Major spoilers for Batman v Superman and Captain America: Civil War ahead
Save their Rotten Tomatoes scores, Batman v Superman and Captain America: Civil War share eerie similarities. Batman and Iron Man are both rich playboys who build cool gadgets. Captain America and Superman are both all-too-noble super-dudes with an affinity for the American flag colors. Both movies pit good guys against each other while a bad guy cackles in the background. I suppose in a world where five superhero films are released every year, these overlaps were bound to happen.
Here’s what I didn’t expect: The relationship between the two warring superheroes in both films turns on flashback to a mother’s death.
In the long-awaited battle between the titular characters in Batman v Superman, the Dark Knight finally gets the upper hand. Facing his imminent death, Superman says, “Save Martha,” referring to his mother who has been kidnapped by Lex Luthor. “What did you say?” Batfleck growls at which point we see a flashback of Martha Wayne dying. It would seem excessive since this is the third time we watch her bite the bullet, but this one includes some unsubtle symbolism: her pure, white pearls dropping down the gutter. (It’s Bruce Wayne’s innocence. It’s in the gutter. Get it?)
Turns out Batman’s flummoxed because both his and Superman’s moms are named Martha. At this revelation, Batfleck drops his Kryptonite weapon and the two heroes become BFFs. Apparently, that’s all it takes to alleviate Batman’s concerns that Superman will become a corrupt dictator and take over the world.
Pretty absurd, right?
So imagine my surprise when the mom issue came up in Captain America: Civil War—again, in the climactic fight scene. Cap and Iron Man have finally settled their differences when the bad guy reveals that Cap’s buddy, Bucky, killed Iron Man’s parents. (In his defense, Bucky was brainwashed.) Iron Man’s reaction: “He killed my mom” followed by some rage punching.
In this case, the mom revelation led to fighting, not peace. But here’s the takeaway: there’s nothing more powerful in the world than the mom memory.
It’s a sweet Mother’s Day sentiment, but for the fact that the moms in question are not fully formed characters so much as plot devices to churn the films forward. This is disappointing, considering that both the DC and Marvel cinematic universes are both already sausage fests, and each movie could have spent more than five minutes with these moms before they were violently murdered.
The dead or endangered mom is a well-worn trope in superhero films. Star-Lord watches his mom die at the beginning of Guardians of the Galaxy and keeps a mixtape she made with him at all times. Both Spider-Man and Superman must care for their elderly mothers or aunts whose spouses have died. For all these heroes, love of their mothers is (lazily) supposed to signal that these are “good guys.” It’s especially important for orphaned characters like Iron Man and Batman. Their parents deaths, to a certain extent, have turned them angry and callous. They’re more likely to diverge from the noble path. Their love reminds us that they too are “good,” even if they can be vengeful.
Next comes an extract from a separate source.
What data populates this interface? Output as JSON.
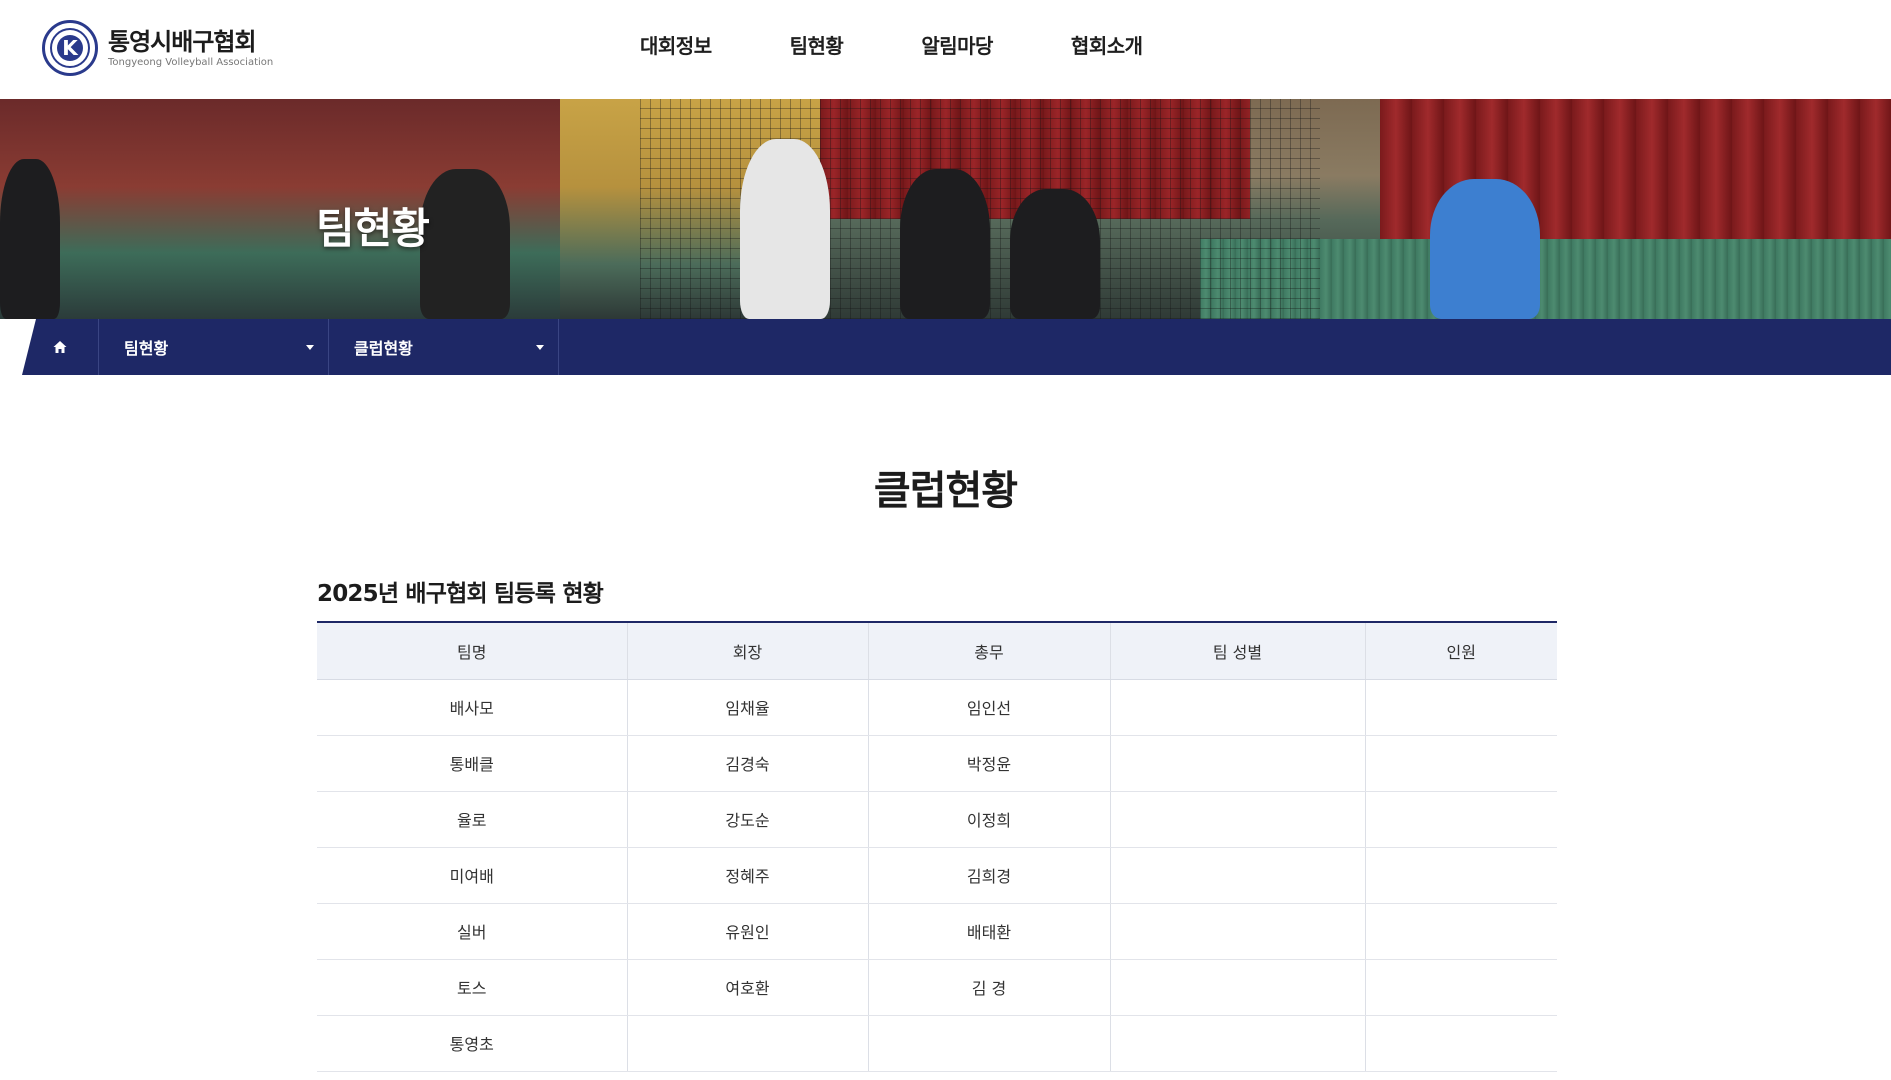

Indeed, it’s one of the oldest stories known to man: The Chinese fairytale Ye Xian, the Grimm’s brothers’ Snow White, Dickens’ orphans, Harry Potter, the main character in every animated film Disney ever made—all heroes whose struggle with the loss of their mother acts as the catalyst for his or her story.
Another ancient trope that makes its way into these two superhero films: Men driven by impossible expectations from their father. Tony Stark lives in the shadow of the genius Howard Stark. Batman struggles with the burden of living up to his father’s legacy, as demonstrated in Batman v. Superman speech he gives to Alfred. Superman seeks guidance from his dead father in that same movie. The end of Guardians hints that Star-Lord could be the son of someone powerful, certainly setting up a father-son complex for the next film. Spider-Man is haunted by the words of his father figure Uncle Ben: “With great power comes great responsibility.” They compete with their father to do something powerful and are compelled by their love for their mothers to do something good.
In the end, all of these superheroes have one weakness — their super-Oedipal complex.